The nightly news program, the centerpiece of the network, will air at 7:30 p.m. weekdays with "an unbiased view of what's going on in the world from an Islamic perspective," Fraser said.
Bridges TV is aiming for PBS-style programming to appeal to a variety of viewers, she said.
The venture has $5 million to $10 million in backing from more than 50 investors, all of them from the United States. Included is millionaire Buffalo native Robert Goergen, chief executive officer of Blyth Industries, a large home decor company based in Greenwich, Conn., and founder of Ropart Asset Management, a private equity fund.
Mike Pinto, chief financial officer of M&T Bank and a friend of Hassan's, provided financial consulting.

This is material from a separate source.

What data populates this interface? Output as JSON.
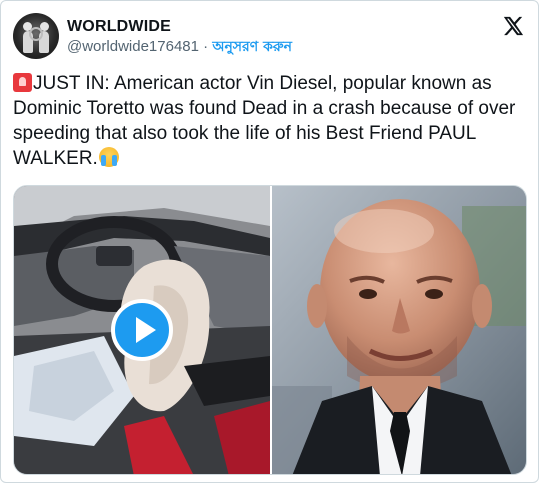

"I look at it more like a community project," Pinto said. "God nows we need more of these things sprouting up here. I liked the whole concept and approach of bridging the gap. It's a good thing for Buffalo and a good community effort."

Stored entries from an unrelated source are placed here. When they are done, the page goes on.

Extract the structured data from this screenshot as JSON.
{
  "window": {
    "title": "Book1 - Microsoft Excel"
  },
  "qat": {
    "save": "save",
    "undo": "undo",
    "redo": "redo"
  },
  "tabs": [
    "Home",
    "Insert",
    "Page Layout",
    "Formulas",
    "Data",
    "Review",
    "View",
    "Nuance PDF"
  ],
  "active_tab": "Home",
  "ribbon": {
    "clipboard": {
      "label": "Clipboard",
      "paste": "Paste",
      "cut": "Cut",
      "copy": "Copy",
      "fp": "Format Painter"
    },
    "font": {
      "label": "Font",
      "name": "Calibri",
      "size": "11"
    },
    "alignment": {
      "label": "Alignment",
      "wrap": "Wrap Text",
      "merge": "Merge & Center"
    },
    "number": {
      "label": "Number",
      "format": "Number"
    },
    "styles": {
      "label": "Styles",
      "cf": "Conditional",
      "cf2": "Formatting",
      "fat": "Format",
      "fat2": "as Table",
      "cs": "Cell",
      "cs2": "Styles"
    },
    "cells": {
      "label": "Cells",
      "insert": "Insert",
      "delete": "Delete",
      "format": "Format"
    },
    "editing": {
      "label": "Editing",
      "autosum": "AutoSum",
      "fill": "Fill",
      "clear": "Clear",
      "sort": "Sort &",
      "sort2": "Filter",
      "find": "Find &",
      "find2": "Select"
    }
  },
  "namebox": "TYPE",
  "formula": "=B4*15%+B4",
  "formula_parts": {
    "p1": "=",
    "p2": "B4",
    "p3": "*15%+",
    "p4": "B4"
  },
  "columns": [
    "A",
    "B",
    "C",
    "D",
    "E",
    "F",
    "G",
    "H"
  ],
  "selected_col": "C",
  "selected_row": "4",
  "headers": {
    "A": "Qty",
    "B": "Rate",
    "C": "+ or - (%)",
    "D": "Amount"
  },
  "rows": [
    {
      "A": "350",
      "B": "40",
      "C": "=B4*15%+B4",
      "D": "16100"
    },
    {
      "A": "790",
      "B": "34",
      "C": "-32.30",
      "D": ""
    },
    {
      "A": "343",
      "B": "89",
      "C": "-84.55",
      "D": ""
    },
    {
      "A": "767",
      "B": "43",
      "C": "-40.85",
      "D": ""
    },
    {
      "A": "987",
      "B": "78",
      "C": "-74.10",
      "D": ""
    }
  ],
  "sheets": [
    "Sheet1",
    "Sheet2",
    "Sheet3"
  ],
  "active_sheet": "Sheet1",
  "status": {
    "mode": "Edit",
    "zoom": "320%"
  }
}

The cable industry is crowded with an estimated 350 networks competing for carriage contracts, but industry insiders say there is still opportunity for new networks that come prepared with quality programming and plenty of start-up funding.

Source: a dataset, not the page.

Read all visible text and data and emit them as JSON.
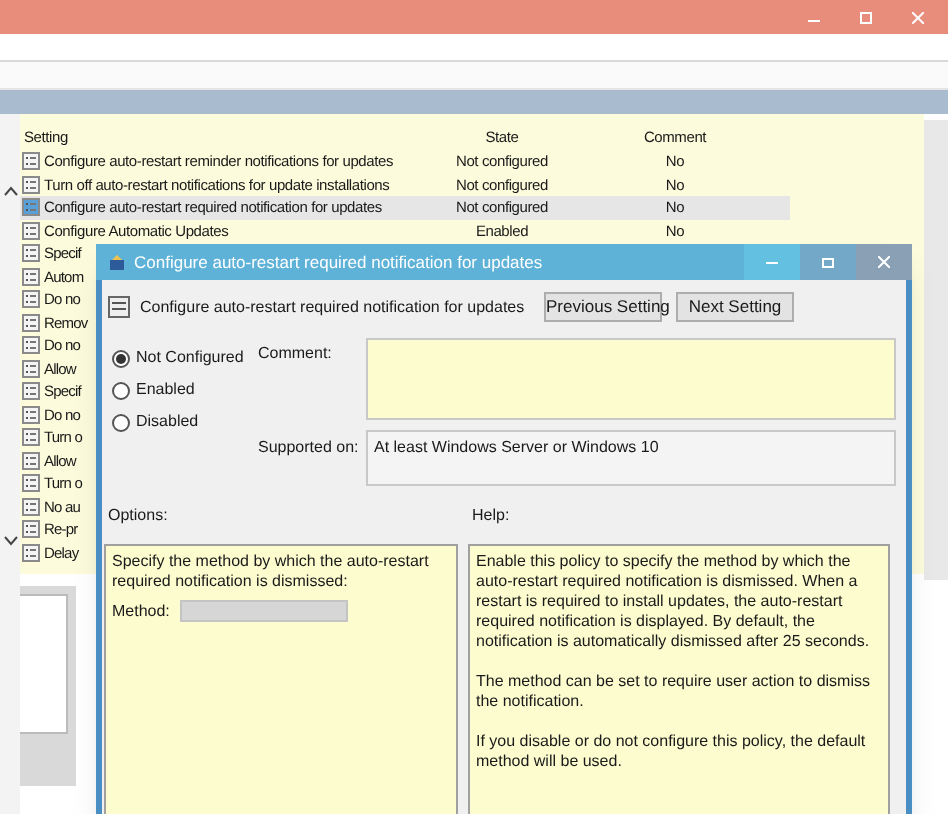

"The key is content. You have to be able to offer something that by and large doesn't exist in the marketplace today. If you've got the content, you're going to be able to attract viewers," said Rob Stoddard, spokesman for the National Cable & Telecommunications Association.
Some networks have had success targeting ethnic populations or providing niche programming, even though they "may not always succeed with mass appeal in the traditional sense of a TBS or CNN," he said.
Hassan believes that Bridges TV taps into an unserved market with tremendous potential, akin to the Hispanic market that the founders of networks such as Univision and Telemundo plugged into nearly 20 years ago.
Telemundo, a U.S. Spanish-speaking network with 32 million subscribers, was sold to NBC for $2.7 billion in 2001. Univision is the country's fifth-most-watched network.
Hassan was able to sell investors on key demographics for the nation's estimated 7 million Muslims.
At 6.2 percent per year, their growth rate, for example, far outpaces that of the total U.S. population, which is less than 1 percent per year.
American Muslims' average annual household income is $11,000 more than the overall U.S. average, and more American Muslims have bachelor's degrees and advanced degrees, according to census data and a 2002 study by Cornell University. Two-thirds of American Muslims are younger than 40.
It all adds up to an ideal market for advertisers, said Hassan, who worked in sales management at Procter & Gamble and Clorox prior to receiving an MBA in 1996 from the University of Rochester's Simon School of Business.
"I definitely had doubts about the market, but then I listened to the numbers . . . and he convinced me," Pinto said.
The idea for the network developed in the months after 9/11.
As Hassan and his wife, Aasyia Zubair, drove from Buffalo to Detroit in November 2001, they were alarmed at the extent of anti-Muslim rhetoric on the radio.
Zubair was concerned that the stereotypes would affect their children's self-esteem, and she suggested that her husband put together a business plan for a Muslim television network.
"She felt that maybe there needs to be a Muslim media, where our children could grow up feeling confident about both their Muslim identity and their American identity," Hassan said. "And she said, "Why don't you do it?' "
When Hassan could not find anyone else to take on the project, he delved into it in his spare time.
He read books on broadcasting, talked with people in the television industry and volunteered at most of the television channels in town, including working the phone bank at the annual WNED-TV fund-raising campaign.
He appealed to satellite and cable companies by developing a $10-per-month "membership" club for American Muslims interested in having a new network.
Then he assured the members that the network would launch a month after it reached 10,000 members - a goal achieved three weeks ago.
"When we met with Comcast," Hassan said, "the comment they made was we have never seen this type of demand before."